Good science fiction has a moral, of sorts. Frank Herbert wrote about the scary power of a charismatic leader. Robert Heinlein gave us the fun of free love and the lie of religion. William Gibson outlined the weird dangers of a digital society. My favorite sci-fi movie ever, RoboCop (1987), was all about the perils of privatizing public services.

Mariposa is part science fiction and part action thriller, and the mix works. I liked this book a lot – it’s got creepy tech advances — digital storage devices that dissolve in your blood; tattoos that allow you to exchange information by skin-to-skin contact; monitoring chips that follow your every move; roller bots; a new drug that makes you a near-legendary fighter and totally fucks up your brain – as well as a message that’s eerily relevant.

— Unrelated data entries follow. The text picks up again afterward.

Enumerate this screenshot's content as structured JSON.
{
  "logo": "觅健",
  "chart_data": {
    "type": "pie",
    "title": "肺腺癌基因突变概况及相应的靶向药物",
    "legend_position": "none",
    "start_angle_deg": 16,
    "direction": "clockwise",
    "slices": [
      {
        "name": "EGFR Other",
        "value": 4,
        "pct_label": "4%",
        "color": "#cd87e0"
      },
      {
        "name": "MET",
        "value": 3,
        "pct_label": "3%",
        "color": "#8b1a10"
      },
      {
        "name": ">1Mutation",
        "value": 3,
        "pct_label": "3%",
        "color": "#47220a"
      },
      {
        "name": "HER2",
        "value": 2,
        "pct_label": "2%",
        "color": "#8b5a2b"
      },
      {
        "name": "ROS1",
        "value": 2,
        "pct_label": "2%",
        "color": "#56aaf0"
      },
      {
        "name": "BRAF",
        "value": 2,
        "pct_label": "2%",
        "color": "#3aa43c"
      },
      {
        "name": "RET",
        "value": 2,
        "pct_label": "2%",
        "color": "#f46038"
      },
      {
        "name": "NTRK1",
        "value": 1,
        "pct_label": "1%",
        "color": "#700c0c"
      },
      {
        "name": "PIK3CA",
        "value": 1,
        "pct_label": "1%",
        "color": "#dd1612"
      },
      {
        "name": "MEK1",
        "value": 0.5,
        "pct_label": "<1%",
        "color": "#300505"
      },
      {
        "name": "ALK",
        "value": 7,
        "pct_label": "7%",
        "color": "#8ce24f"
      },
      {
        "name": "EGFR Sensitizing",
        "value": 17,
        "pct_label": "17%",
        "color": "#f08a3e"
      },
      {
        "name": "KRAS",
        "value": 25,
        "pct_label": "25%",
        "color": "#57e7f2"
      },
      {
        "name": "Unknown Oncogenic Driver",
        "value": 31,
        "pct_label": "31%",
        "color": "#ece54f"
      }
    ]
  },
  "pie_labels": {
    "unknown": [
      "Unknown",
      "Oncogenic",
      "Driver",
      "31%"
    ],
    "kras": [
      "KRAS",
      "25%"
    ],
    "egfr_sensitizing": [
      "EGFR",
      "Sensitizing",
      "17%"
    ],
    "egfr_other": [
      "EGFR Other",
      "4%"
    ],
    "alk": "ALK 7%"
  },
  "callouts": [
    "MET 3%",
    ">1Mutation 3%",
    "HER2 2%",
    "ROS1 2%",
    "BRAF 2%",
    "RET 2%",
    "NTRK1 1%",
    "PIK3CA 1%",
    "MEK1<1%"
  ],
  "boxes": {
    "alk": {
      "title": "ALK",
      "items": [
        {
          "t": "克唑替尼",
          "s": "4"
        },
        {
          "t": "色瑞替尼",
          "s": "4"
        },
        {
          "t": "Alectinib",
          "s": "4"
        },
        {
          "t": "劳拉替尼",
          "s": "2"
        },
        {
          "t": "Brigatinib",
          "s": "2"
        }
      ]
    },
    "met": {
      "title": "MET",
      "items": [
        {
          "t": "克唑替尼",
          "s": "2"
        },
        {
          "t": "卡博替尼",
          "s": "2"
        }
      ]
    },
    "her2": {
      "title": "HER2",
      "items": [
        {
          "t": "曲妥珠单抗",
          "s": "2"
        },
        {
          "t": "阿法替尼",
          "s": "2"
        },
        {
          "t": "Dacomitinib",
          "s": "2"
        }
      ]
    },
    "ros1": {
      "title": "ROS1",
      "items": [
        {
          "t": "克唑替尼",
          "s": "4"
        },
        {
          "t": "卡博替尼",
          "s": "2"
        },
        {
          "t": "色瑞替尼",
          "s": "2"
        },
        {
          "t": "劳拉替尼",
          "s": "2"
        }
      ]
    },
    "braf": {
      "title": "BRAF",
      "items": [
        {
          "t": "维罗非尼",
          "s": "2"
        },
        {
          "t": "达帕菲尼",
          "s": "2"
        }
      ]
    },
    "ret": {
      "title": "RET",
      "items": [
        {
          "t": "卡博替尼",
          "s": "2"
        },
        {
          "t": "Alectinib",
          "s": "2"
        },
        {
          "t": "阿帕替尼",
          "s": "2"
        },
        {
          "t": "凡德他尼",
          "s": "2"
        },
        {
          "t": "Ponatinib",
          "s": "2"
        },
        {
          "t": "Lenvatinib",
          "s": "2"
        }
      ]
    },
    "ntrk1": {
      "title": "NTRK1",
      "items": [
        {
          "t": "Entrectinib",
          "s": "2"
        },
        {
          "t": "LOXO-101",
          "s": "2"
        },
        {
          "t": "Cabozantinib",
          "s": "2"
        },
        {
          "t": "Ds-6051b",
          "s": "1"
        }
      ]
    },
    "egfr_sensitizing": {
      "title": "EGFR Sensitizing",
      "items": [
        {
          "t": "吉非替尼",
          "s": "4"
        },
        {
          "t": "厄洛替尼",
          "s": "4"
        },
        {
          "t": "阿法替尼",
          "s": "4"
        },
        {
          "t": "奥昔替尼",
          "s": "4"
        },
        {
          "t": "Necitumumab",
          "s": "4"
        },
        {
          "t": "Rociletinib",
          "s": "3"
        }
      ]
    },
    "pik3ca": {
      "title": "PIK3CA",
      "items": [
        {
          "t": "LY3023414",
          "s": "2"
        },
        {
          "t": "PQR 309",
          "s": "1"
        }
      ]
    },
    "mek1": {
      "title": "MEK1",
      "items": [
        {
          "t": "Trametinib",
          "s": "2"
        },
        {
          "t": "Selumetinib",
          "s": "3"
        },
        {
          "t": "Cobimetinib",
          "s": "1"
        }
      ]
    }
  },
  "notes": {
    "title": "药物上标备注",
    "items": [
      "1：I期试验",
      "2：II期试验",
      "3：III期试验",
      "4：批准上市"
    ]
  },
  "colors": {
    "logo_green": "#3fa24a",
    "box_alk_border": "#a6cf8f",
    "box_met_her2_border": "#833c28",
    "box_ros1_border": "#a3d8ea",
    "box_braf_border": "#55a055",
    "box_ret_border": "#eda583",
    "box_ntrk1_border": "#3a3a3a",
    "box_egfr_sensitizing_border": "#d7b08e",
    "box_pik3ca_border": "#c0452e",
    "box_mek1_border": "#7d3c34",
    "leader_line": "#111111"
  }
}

Mariposa‘s opening is bizarre. The first chapter seduces you in a way that reminds me of Neuromancer. It’s the second decade of the 21st century. Oil prices have collapsed, destabilizing much of the Middle East. The United States is $30 trillion in debt and the president has had to accept IMF-style international receivership. “And it’s all our fault,” one character notes. “We do hate paying taxes, and we do love our government services.”

And the news media? “The dwindling national press – those journalists who still worked for networks or newspapers or the five prime news sites and could afford to travel rather than just sit in front of a screen and suck coffee and pontificate on what others saw and wrote – was as worn out and discouraged as the rest of the nation.”

Most of Texas is no longer under effective federal control. The FBI is in the process of being dismantled.The real, emerging power in the nation, and perhaps soon the world, is the head of a giant private security company that got rich off military contracts. In fact, he’s trying to prove how powerful he is by orchestrating the death sentence of a 15-year-old kid who has the misfortune to be the son of a federal agent.

Into this nightmare step a handful of still-loyal FBI operatives working directly for the dying president, who has been shot with a bullet laced with deadly engineered proteins. They’re trying to rescue a deep cover agent planted in the Talos Corporation — someone who is trying to sneak the explosive data in the company’s files out of a tightly controlled compound. They’re also out to save the 15-year-old’s life before the Texas corrections system, which pretty much reports to Talos, gets to stick him with a lethal injection.

Syntobe proteins that turn Coca Cola syrup into bombs. Desert car chase with hellfire missiles in drone planes. Robot snakes retrieving blood laced with digital downloads. Slightly lame FBI sex. Wicked drug-addled martial arts fighting. A hero who fights off powerful sedatives to take out six guys with a pole ax. I have to say: This one goes down as one of the best action books of the last year.